All other solutions I tried (HDF5, NetCDF4, Sqlite3, DIY binary, ...) all have their own huge downsides, be it the single-huge-file problem, bad appendability, bad compressability in conjunction, weird library problems, inconsistency between languages, bad scalability, etc.

I also don't like the whole database thing. Files are dependency-less and don't complain, they're just there and work.

I'm a #plaintext guy, I will keep saving my experiment data as #plaintext! 😌

Also, using simple files for data storage enables usage of
#gitannex for backup, tracking and synchronization 🔄

https://git-annex.branchable.com/

#git #gitannex

For post-processed data though, I think #NetCDF4 is the best format with its multiple structured and indexed array data fields which can have arbitrary metadata attached and work flawlessly with #Python's #xarray package:

https://xarray.dev/

#Python #dataanalysis

@nobodyinperson Cosigned!
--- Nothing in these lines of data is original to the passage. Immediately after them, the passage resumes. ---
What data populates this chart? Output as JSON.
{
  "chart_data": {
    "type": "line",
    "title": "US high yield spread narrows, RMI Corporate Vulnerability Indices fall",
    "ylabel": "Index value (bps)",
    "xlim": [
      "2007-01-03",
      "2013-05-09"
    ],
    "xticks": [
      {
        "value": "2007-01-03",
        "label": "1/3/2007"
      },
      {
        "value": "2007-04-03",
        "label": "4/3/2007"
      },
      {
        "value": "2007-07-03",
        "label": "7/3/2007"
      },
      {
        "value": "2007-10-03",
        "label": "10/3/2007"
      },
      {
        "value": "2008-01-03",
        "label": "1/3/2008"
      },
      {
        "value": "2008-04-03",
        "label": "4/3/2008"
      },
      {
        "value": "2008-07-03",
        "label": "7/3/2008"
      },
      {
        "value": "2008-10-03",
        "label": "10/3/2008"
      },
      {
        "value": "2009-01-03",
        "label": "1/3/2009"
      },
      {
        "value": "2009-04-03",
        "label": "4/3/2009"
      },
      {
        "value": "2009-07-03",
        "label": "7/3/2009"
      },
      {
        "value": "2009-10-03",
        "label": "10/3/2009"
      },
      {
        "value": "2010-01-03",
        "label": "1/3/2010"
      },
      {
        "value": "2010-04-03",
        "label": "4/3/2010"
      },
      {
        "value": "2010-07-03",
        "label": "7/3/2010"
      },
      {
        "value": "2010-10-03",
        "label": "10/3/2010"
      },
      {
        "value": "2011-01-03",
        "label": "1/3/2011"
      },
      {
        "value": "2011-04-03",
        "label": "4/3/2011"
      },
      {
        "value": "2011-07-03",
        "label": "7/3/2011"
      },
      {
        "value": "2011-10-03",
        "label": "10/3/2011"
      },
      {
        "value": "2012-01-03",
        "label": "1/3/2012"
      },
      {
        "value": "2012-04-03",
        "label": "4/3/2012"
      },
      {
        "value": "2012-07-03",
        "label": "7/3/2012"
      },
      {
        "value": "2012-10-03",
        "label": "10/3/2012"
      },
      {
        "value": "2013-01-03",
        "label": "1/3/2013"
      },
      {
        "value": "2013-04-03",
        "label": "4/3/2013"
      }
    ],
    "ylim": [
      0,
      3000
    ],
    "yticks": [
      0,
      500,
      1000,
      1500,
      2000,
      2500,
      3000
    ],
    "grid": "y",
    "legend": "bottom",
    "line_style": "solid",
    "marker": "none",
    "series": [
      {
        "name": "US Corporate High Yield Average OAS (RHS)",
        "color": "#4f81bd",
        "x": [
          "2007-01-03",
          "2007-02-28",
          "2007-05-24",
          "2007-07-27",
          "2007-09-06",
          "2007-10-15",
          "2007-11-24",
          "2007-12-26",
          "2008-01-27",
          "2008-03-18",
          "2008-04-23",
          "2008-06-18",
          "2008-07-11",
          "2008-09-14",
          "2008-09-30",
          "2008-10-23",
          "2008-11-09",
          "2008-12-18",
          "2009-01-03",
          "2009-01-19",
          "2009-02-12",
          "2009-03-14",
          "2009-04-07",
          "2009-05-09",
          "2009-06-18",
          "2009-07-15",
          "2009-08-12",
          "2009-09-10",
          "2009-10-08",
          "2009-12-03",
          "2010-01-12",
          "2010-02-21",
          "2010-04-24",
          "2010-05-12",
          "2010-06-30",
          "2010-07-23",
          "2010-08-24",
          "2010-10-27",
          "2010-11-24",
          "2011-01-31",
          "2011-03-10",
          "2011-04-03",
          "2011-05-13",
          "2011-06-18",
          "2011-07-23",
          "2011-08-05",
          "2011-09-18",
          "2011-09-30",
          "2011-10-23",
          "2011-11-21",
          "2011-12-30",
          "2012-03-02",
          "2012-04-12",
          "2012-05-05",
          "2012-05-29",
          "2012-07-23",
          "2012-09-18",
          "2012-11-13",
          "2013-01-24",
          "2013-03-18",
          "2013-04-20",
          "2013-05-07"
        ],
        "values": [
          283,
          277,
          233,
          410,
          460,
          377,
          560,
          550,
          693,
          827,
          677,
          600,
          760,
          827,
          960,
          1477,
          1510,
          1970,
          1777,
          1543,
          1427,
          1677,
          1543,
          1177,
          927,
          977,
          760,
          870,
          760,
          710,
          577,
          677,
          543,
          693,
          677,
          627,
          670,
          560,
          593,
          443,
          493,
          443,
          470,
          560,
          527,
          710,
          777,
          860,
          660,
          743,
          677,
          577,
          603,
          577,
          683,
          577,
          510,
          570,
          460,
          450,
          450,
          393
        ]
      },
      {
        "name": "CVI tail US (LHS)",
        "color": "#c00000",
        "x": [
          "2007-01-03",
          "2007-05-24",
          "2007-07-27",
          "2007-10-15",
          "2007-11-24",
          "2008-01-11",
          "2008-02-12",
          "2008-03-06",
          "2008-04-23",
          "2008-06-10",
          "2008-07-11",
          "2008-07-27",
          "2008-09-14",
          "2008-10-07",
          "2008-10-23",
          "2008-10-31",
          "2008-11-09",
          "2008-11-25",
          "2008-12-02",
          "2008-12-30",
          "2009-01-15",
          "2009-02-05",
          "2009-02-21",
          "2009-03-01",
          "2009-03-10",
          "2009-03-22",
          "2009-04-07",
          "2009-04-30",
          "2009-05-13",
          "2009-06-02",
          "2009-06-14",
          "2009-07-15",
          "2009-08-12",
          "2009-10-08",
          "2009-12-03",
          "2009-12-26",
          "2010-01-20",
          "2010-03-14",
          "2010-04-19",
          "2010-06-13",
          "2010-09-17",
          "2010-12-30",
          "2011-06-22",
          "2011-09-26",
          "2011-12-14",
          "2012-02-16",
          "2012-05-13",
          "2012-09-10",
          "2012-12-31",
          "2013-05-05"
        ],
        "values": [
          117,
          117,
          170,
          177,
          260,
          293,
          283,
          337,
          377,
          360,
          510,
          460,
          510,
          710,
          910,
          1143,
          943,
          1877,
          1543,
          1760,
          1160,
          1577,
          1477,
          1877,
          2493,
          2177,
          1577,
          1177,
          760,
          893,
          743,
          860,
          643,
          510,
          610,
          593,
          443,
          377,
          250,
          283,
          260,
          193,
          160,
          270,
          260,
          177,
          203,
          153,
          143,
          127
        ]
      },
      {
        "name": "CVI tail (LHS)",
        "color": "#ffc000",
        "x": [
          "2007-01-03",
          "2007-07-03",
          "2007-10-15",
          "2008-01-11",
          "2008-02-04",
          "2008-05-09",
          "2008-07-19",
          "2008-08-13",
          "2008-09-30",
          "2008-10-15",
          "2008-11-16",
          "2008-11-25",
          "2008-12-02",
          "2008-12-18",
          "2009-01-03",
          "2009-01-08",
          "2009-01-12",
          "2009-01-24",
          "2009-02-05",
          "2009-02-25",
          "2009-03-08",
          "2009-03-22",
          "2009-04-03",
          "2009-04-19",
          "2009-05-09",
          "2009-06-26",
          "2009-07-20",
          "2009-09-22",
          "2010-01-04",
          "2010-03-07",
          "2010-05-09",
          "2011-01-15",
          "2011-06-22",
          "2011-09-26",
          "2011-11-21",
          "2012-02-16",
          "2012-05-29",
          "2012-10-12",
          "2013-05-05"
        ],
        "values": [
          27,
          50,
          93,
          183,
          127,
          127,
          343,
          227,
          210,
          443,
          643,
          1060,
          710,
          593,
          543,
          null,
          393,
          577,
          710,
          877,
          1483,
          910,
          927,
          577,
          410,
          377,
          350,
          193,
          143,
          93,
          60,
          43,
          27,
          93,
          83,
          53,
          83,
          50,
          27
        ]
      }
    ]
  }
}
Plus then it's trivial to pull into Jupyter/Pandas for further analysis!
@nobodyinperson what do you think of Zarr?
@yuvipanda Didn' know it until now, thanks for the recommendation. Though I would only use it as an intermediate format to temporarily work around limitations of the other formats mentioned (e.g. thread-safety, compression speed, etc.). A language-specific data format is something I'd avoid for reproducibility and interoperability reasons.
@nobodyinperson Zarr definitely has multi lingual support (unlike say pickle) but I generally agree with you that if you can solve your problem with compressed csv you should!
@nobodyinperson in particular something like Zarr probably won’t have the command line tooling support that gz + csv (or even jsonl) will
@nobodyinperson I would agree but there is no support for complex numbers :(
@nobodyinperson Shriek! Please, NC4 if possible. As a dataviz coder, space-wasting CSV is absolutely NOT something that my app will ever import. (But if Excel is your go-to tool, then whoot!) Trying to update my code to work with Zarr, but library dependencies, sigh.
@roadskater Compressed #CSV is (in my case) actually smaller than #NetCDF4. Trade IO speed for size and data approachability.